Reading Between The Lines: Winning friends and influencing people: Easy as 1936?

There's no shame in admitting that the only way you know of How to Win Friends and Influence People is from the various times the title has been parodied. With the ever-constant glut of self-help books promising all sorts of cheap tricks to supposedly boost yourself for whatever purpose, the more time proven methods tend to get lost in the mix. How to Win Friends and Influence People is a book whose basic body of text is nearly 80 years old, and despite all the testimony it has received over time, from big American industrialists to Charles Manson, you can't help but stop and wonder if the advice within has aged poorly, consequence of being written for a world long since gone.

The inception of How to Win Friends was a recording of Dale Carnegie's self-help seminars into a book format. Self-help events may be dime-a-dozen today, but Carnegie pioneered in setting up and popularizing some of the very first that got the attention of even the wealthy and powerful. Carnegie's approach was rather unique; rather than setting himself up on a pedestal as the know-all teacher, he took a leaf of advice out of his own writings by empathizing with his audience and allowing them to share their problems for examination.

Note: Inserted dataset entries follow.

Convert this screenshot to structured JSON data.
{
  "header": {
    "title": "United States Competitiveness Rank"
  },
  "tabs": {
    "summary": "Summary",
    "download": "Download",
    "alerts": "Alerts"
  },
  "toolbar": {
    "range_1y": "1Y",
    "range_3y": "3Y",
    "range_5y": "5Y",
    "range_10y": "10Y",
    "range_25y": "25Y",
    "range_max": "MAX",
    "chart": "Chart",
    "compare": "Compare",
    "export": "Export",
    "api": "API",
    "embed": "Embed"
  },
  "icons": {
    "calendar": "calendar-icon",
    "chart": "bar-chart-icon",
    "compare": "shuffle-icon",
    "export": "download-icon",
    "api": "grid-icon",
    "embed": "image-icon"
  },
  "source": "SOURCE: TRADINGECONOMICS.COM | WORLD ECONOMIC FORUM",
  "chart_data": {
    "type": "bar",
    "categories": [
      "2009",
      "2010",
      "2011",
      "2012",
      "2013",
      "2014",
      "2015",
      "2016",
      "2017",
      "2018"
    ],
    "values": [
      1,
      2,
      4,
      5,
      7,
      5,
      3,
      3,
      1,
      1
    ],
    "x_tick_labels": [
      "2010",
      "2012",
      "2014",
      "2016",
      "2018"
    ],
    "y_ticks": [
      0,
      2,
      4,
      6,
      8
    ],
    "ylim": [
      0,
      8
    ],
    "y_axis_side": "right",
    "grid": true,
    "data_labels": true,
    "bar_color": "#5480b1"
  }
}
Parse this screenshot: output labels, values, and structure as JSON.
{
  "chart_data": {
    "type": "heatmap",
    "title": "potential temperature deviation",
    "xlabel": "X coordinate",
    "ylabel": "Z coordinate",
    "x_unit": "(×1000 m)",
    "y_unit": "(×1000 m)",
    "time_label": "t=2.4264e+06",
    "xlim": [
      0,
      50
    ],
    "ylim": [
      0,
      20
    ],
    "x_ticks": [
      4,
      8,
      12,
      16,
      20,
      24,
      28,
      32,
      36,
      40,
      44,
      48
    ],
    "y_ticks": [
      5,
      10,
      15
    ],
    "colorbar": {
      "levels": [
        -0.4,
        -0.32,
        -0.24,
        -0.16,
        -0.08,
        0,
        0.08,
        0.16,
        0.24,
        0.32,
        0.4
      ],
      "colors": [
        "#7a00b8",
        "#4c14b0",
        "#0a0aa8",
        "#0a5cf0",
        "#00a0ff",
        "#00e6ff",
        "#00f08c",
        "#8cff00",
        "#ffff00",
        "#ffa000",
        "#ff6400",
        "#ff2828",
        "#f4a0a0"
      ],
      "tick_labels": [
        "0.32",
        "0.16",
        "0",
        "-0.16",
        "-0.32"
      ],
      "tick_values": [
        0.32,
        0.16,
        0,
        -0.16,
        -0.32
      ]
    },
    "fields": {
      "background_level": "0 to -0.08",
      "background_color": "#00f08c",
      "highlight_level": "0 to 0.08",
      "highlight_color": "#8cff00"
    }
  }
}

The results were interesting; people from various walks of life, from salesmen trying to pitch their products, to housewives fed up with their home life, all applied the Carnegie method to their lives and described the change that came through. All the way up until his death, Carnegie's seminars, and How to Win Friends were a runaway success acclaimed by bigname money handlers.

Now for the book: the copy you'll pick up has probably been touched and prodded by the hands of many prying editors since the book's publication, but besides some updated anecdotes, and removing somewhat outdated advice on business letters and marriage, the book that Dale Carnegie published in 1936 is quite there. Subdivided in four sections (or six with the aforementioned eliminated chapters if you've snagged a pre-1981 version that hasn't fallen apart), the book dispels advice on:

- Techniques in handling people

- Making people like you

- Winning people to your point of thinking

- Changing people without causing resentment

While the above seems to suggest some sort of malicious manipulation, Carnegie's advice is anything but. Rather, it suggests something that even decent people forget; getting ahead in life and with people requires a degree of genuine empathy. Besides rather charming 1930's vocabulary and images of railroad tycoons and top-hat-wearing industrialists the book evokes, How to Win Friends has advice centred around the most base of human psychology, that we are creatures of emotion rather than logic, as much as some of us wish we weren't.

Having read this book myself, I can safely say that while it won't immediately fix all your problems, How to Win Friends is highly encouraging of introspection and gradual self-change. The genial warmth of Carnegie's writing style makes the book quite approachable to those wary of self-help books, and the timelessness of the advice and backing scenarios make for easy understanding.

How to Win Friends and Influence People isn't a book about resorting to tricks that will get people doing things your way for the short term. Rather, it's about attaining self-improvement first, so you may approach people while carrying higher sense of emotional intelligence.